Raul returns and reconciles with Mac as a couple, with them having had a year-long relationship that did not work out in Darfur. After Billy reluctantly gives them his blessing, Raul asks Mac to marry him and return to Washington DC with him, which she accepts. Mac begins to doubt their future after spending more time with Billy and later breaks off her engagement to Raul. Billy and Mac get back together, with Mac realizing that he is the man she loves. On the night they attempt to have sex after years apart, they are interrupted by a phone call that Katherine has had another mini-stroke and is in hospital. Cane Ashby (Daniel Goddard) sells Jimmy's Bar to Mackenzie when he decides to leave town. But when Mac heard that Cane's wife Lily Winters (Christel Khalil) is in the hospital with ovarian cancer, and about to undergo surgery, she tracks down Cane and persuades him not to leave town, stashing him in Murphy's trailer home that Billy had bought for them. Mac and Billy finally have sex.

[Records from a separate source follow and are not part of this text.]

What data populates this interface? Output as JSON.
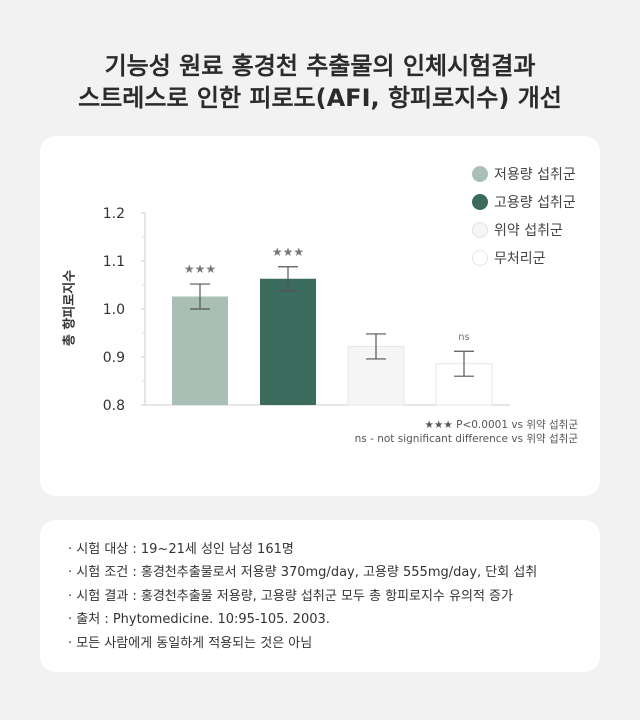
{
  "header": {
    "title_line1": "기능성 원료 홍경천 추출물의 인체시험결과",
    "title_line2": "스트레스로 인한 피로도(AFI, 항피로지수) 개선"
  },
  "chart_data": {
    "type": "bar",
    "title": "",
    "xlabel": "",
    "ylabel": "총 항피로지수",
    "ylim": [
      0.8,
      1.2
    ],
    "yticks": [
      "0.8",
      "0.9",
      "1.0",
      "1.1",
      "1.2"
    ],
    "categories": [
      "저용량 섭취군",
      "고용량 섭취군",
      "위약 섭취군",
      "무처리군"
    ],
    "values": [
      1.026,
      1.063,
      0.922,
      0.886
    ],
    "error": [
      0.026,
      0.025,
      0.026,
      0.026
    ],
    "significance": [
      "★★★",
      "★★★",
      "",
      "ns"
    ],
    "colors": [
      "#a9bfb5",
      "#3a6b5c",
      "#f5f5f5",
      "#ffffff"
    ],
    "grid": false,
    "legend": "top-right",
    "legend_entries": [
      "저용량 섭취군",
      "고용량 섭취군",
      "위약 섭취군",
      "무처리군"
    ],
    "notes": [
      "★★★ P<0.0001 vs 위약 섭취군",
      "ns - not significant difference vs 위약 섭취군"
    ]
  },
  "info": {
    "items": [
      "시험 대상 : 19~21세 성인 남성 161명",
      "시험 조건 : 홍경천추출물로서 저용량 370mg/day, 고용량 555mg/day, 단회 섭취",
      "시험 결과 : 홍경천추출물 저용량, 고용량 섭취군 모두 총 항피로지수 유의적 증가",
      "출처 : Phytomedicine. 10:95-105. 2003.",
      "모든 사람에게 동일하게 적용되는 것은 아님"
    ]
  }
}
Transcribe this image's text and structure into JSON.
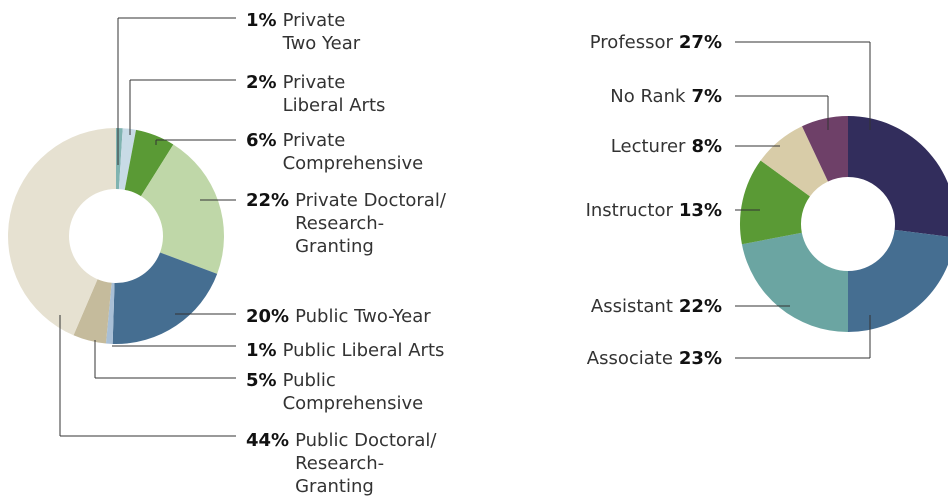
{
  "chart_data": [
    {
      "type": "donut",
      "categories": [
        [
          "Private",
          "Two Year"
        ],
        [
          "Private",
          "Liberal Arts"
        ],
        [
          "Private",
          "Comprehensive"
        ],
        [
          "Private Doctoral/",
          "Research-",
          "Granting"
        ],
        [
          "Public Two-Year"
        ],
        [
          "Public Liberal Arts"
        ],
        [
          "Public",
          "Comprehensive"
        ],
        [
          "Public Doctoral/",
          "Research-",
          "Granting"
        ]
      ],
      "values": [
        1,
        2,
        6,
        22,
        20,
        1,
        5,
        44
      ],
      "value_labels": [
        "1%",
        "2%",
        "6%",
        "22%",
        "20%",
        "1%",
        "5%",
        "44%"
      ],
      "colors": [
        "#7fb3b0",
        "#c8dbe6",
        "#5a9a35",
        "#bfd7a8",
        "#456e91",
        "#a8bfd6",
        "#c5bb9c",
        "#e6e1d1"
      ]
    },
    {
      "type": "donut",
      "categories": [
        "Professor",
        "Associate",
        "Assistant",
        "Instructor",
        "Lecturer",
        "No Rank"
      ],
      "values": [
        27,
        23,
        22,
        13,
        8,
        7
      ],
      "value_labels": [
        "27%",
        "23%",
        "22%",
        "13%",
        "8%",
        "7%"
      ],
      "colors": [
        "#322d5c",
        "#456e91",
        "#6ba5a2",
        "#5a9a35",
        "#d8cca8",
        "#6e4068"
      ]
    }
  ]
}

Mac wants to help Lily and Cane by being a surrogate mother for them, but Billy refuses to let her do it, which Billy does not want her to do. They break up and Mac became pregnant with Cane and Lily's twins. Lily's aunt Olivia Winters (Tonya Williams) approaches Lily with an experimental procedure using stem cells from the babies’ placentas that could save her life, but Lily and Mac turn it down, fearing it may harm the babies. Cane decides to sue Mac for the right to take the placenta fluid against their wishes. Mac later gives birth to the twins and Lily survives.

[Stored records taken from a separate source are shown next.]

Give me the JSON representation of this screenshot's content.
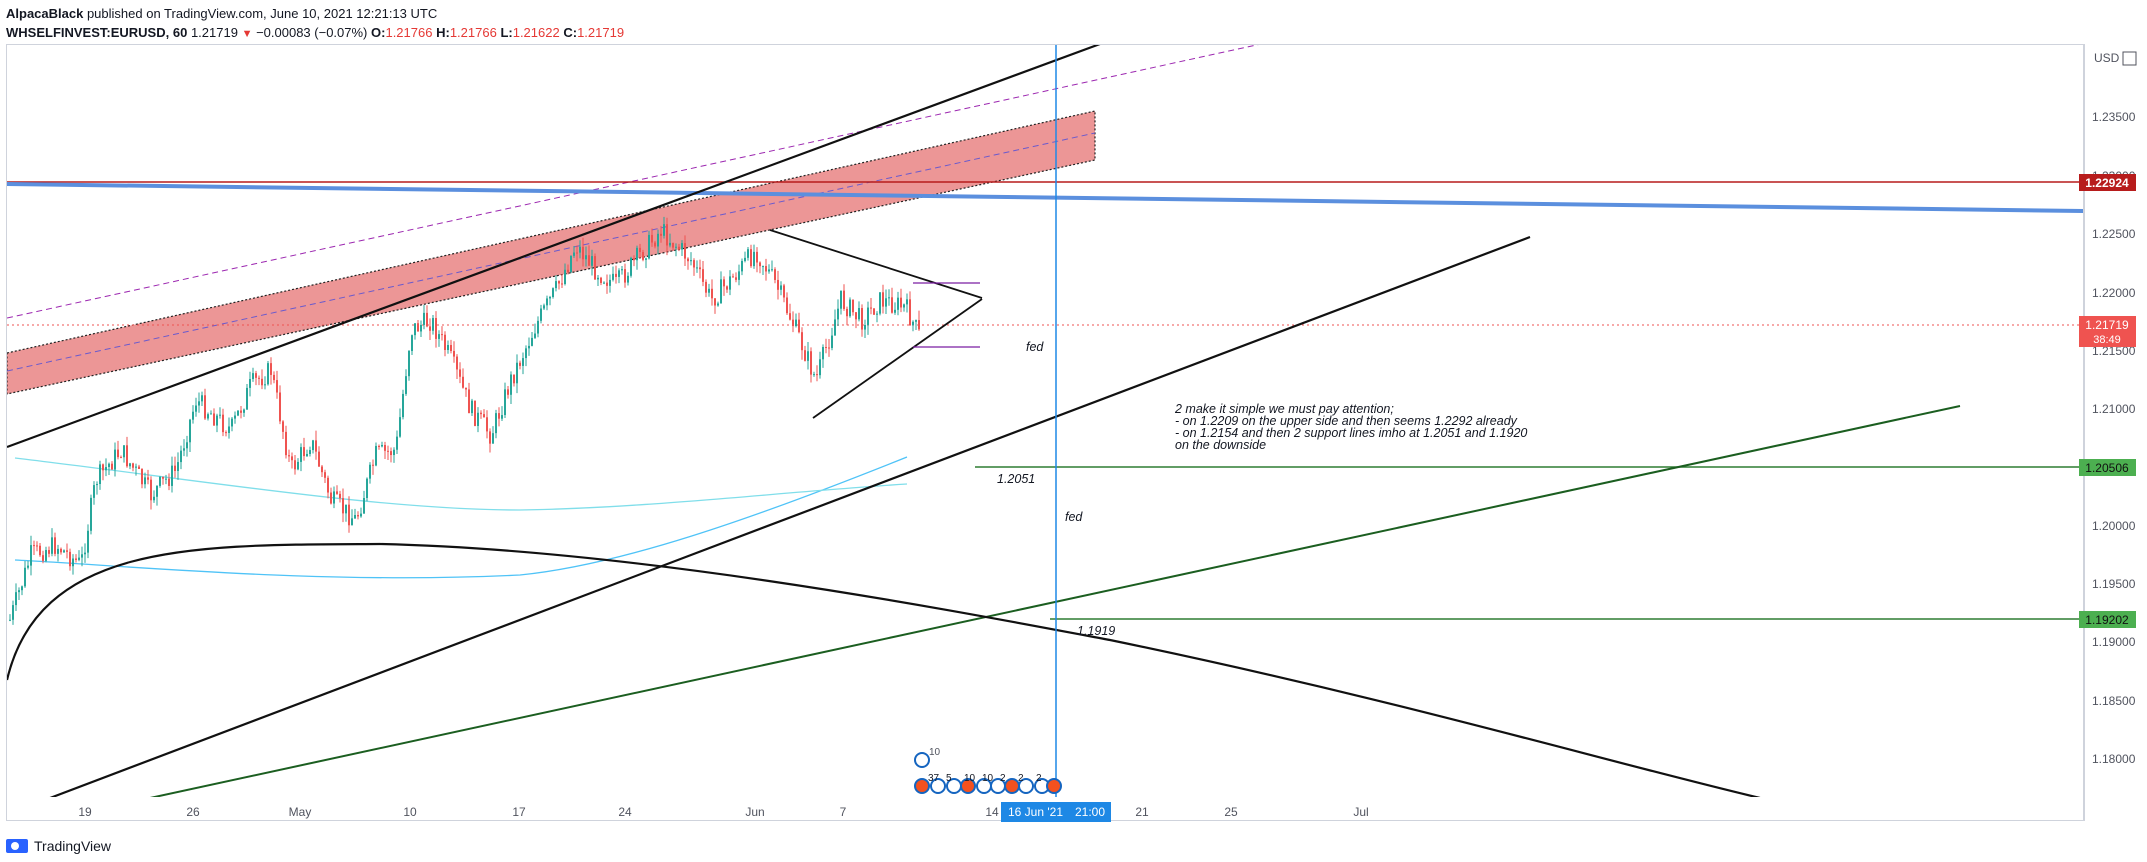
{
  "header": {
    "author": "AlpacaBlack",
    "published_text": "published on TradingView.com, June 10, 2021 12:21:13 UTC",
    "symbol": "WHSELFINVEST:EURUSD, 60",
    "last": "1.21719",
    "change": "−0.00083 (−0.07%)",
    "open_label": "O:",
    "open": "1.21766",
    "high_label": "H:",
    "high": "1.21766",
    "low_label": "L:",
    "low": "1.21622",
    "close_label": "C:",
    "close": "1.21719"
  },
  "axis": {
    "currency": "USD",
    "y_ticks": [
      "1.23500",
      "1.23000",
      "1.22500",
      "1.22000",
      "1.21500",
      "1.21000",
      "1.20500",
      "1.20000",
      "1.19500",
      "1.19000",
      "1.18500",
      "1.18000"
    ],
    "x_ticks": [
      "19",
      "26",
      "May",
      "10",
      "17",
      "24",
      "Jun",
      "7",
      "14",
      "21",
      "25",
      "Jul"
    ],
    "crosshair_date": "16 Jun '21",
    "crosshair_time": "21:00"
  },
  "price_tags": {
    "upper": "1.22924",
    "current": "1.21719",
    "countdown": "38:49",
    "mid": "1.20506",
    "low": "1.19202"
  },
  "annotations": {
    "fed1": "fed",
    "fed2": "fed",
    "level_a": "1.2051",
    "level_b": "1.1919",
    "note_lines": [
      "2 make it simple we must pay attention;",
      "- on 1.2209 on the upper side and then seems 1.2292 already",
      "- on 1.2154 and then 2 support lines imho at 1.2051 and 1.1920",
      "on the downside"
    ]
  },
  "events": {
    "top_count": "10",
    "counts": [
      "37",
      "5",
      "10",
      "10",
      "2",
      "2",
      "2"
    ]
  },
  "footer": {
    "brand": "TradingView"
  },
  "colors": {
    "up": "#26a69a",
    "down": "#ef5350",
    "channel": "#e57373",
    "blue_line": "#5b8fde",
    "green": "#2e7d32",
    "ma": "#4fc3f7",
    "red_tag": "#b71c1c"
  }
}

J.T. and Mac reunite as a couple after spending time together and realizing that they have more in common. Mac makes it clear to J.T. that she doesn't approve of constant bashing of Victoria in front of her son with J.T., Reed Hellstrom. Mac and J.T. discover that she is pregnant. Mac reject J.T.'s marriage proposal, but after almost losing him to a tornado incident, she changes her mind and accepts. They get married with Katherine's help and the couple move to Washington, D.C., after Mac receives a job offer there, taking Reed with them. Off-screen, Mackenzie gives birth to a son, Dylan, and they later have a daughter, Becca.

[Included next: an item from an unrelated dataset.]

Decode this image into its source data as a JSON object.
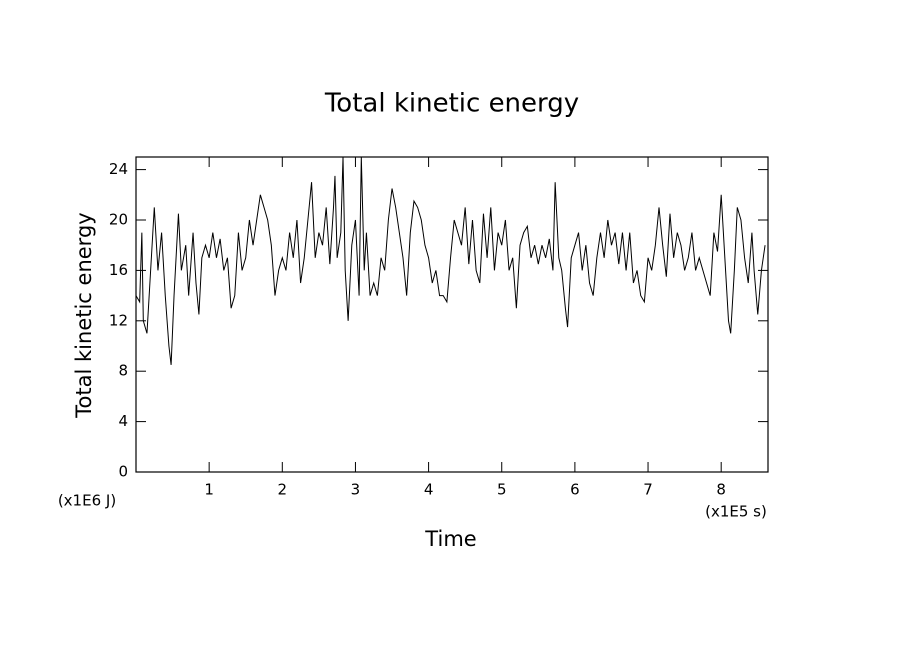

Years later, JT returns to Genoa City and it is revealed that he and Mac are getting divorced and she is suing for full custody of their children. In 2018, Mac returns to Genoa City to attend the Walnut Grove reunion. She get into an argument with J.T. and tries to convince Victoria that she is making a mistake by letting J.T. back into her life. She details how emotionally abusive J.T. was with her and how she managed to get away from him. After J.T. turns up "missing", Mac comes to Victoria wanting answers. Mac attends his funeral, though it is later revealed that he is alive.

==Reception==
Viewers were reportedly shocked at Bashioum's 2005 exit against another recast, also citing that Kimsey would have been a better recast for Victoria Newman.